Jerry Rayadi, Electrical Construction Engineer for WMATA, says that the digital camera feeds come into SOCC over a secure network, and operators use the CNL software to choose the feeds they want to look at.

“You need to understand that the video wall is one giant surface with an aggregate resolution of over 23 million pixels [9600 pixels wide by 2400 pixels high], which we can divide up in many different ways,” Rayadi explains. Each operator gets one section of the video wall, although how large that section may be depends on the layout chosen for the wall. “The CNL software allows
you to drag camera images and drop them onto one of the monitors at your workstation—you have a choice of showing one, four, nine or 16 images. Then the Crestron system sends that layout to the wall.”

In addition, the Crestron controller, triggered by Crestron XPanel software installed on each operator computer, tells the Jupiter system which video wall layout the operators choose, and it handles the switching from the various workstations to the Jupiter as well.

“It’s a really simple interface that allows the WMATA operators to put things up on the wall very quickly,” adds Eric Choucroun, Senior Account Executive for Washington Professional Systems.

In addition to the cameras, operators can display a dynamic rail map that shows the location of every train and the direction it’s headed in real time, cable news feeds, and images from a Cisco video conferencing system that allows dispatchers or managers to communicate with their counterparts in other locations. “Still, 99% of what we display is from our cameras,” Rayadi
says.

“We’ve been working with WMATA for more than 10 years, and we’ve completed a number of control rooms for them,” Choucroun adds. “They have tried every technology over the years, but the new Mitsubishi LED cubes give them the highest image quality together with extremely low maintenance, which of course will save them money in the long run.
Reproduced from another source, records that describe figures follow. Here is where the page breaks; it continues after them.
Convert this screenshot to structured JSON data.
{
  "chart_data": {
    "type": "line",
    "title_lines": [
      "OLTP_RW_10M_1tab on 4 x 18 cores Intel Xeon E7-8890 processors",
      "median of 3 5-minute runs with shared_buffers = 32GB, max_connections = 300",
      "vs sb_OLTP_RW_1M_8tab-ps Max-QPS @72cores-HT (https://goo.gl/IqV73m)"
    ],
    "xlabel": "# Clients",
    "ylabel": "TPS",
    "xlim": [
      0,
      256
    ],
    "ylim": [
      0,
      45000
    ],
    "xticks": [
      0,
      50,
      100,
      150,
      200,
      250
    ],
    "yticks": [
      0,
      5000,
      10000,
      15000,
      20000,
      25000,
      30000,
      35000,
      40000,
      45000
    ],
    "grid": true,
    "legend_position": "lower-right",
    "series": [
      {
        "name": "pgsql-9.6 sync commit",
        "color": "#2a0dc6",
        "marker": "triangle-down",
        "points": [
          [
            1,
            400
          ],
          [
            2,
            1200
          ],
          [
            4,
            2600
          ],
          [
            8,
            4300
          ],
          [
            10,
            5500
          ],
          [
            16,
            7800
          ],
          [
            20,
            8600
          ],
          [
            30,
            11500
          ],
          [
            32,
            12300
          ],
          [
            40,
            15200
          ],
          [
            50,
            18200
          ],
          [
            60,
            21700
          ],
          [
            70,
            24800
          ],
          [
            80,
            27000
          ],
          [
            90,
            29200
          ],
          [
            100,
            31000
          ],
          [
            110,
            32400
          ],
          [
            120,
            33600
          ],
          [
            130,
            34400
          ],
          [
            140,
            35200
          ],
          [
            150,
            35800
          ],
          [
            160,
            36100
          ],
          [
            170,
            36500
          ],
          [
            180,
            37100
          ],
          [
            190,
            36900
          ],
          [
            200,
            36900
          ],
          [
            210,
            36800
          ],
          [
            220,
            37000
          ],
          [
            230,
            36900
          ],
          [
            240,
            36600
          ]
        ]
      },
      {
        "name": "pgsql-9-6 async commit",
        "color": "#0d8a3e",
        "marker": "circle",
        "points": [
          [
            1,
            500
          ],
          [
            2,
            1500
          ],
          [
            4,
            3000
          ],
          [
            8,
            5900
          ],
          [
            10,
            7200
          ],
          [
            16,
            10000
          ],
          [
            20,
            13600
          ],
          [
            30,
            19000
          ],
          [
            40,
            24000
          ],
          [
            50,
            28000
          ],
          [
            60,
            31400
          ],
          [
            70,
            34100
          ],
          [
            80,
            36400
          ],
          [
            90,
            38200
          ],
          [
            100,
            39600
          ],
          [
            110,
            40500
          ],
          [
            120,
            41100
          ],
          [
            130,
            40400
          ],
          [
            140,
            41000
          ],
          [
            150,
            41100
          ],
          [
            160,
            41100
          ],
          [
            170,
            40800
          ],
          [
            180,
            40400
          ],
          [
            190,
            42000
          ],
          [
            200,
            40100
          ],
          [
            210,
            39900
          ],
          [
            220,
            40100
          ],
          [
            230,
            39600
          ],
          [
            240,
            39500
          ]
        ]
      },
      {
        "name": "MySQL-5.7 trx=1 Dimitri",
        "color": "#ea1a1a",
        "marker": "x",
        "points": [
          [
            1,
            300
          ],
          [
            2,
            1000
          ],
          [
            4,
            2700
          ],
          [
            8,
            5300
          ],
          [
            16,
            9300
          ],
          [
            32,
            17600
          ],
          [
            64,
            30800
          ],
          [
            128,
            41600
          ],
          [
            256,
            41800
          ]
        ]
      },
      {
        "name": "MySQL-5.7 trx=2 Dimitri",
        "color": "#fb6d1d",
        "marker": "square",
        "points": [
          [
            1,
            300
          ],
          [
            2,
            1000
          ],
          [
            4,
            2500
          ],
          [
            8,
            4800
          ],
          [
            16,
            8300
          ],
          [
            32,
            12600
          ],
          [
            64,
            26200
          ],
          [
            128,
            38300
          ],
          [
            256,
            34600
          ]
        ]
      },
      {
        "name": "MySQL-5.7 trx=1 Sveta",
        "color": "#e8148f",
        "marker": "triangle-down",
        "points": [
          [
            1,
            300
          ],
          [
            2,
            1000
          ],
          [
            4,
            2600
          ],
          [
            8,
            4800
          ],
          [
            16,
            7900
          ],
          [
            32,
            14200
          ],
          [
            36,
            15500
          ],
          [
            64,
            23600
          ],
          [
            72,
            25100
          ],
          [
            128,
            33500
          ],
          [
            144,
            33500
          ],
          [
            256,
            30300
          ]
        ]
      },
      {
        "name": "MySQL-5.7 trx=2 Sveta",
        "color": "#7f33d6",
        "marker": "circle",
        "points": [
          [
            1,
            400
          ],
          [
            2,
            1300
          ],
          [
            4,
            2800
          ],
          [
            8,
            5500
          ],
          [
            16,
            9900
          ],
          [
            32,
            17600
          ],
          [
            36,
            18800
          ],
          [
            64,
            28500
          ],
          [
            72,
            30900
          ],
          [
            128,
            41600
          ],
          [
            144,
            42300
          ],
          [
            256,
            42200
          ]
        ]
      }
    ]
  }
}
I was delighted to
be able to set them up with the front serviceable Mitsubishi LED cubes, the product that best fit the application.”

Taylor says his experience working on other projects with Washington Professional Systems taught him the value of using the best possible technology. “We learned that using high quality, state-of-the-art equipment allowed [an earlier] Command Center, with its original equipment, to remain
operational as a critical asset long after other lower-cost systems had to be replaced or retired. In the long run this investment saved us money. During our engineering assessments, we anticipated the cube wall and AV system at the SOCC will follow that track and provide many years of reliable service.”

“The video wall, switching and control make up a very powerful system,” Choucroun says.

“It’s been easy to learn and to work with, and it gives us a wonderful picture of our operations,” Doody says. “Most important, it’s helping our officers keep the people who use our system safe.”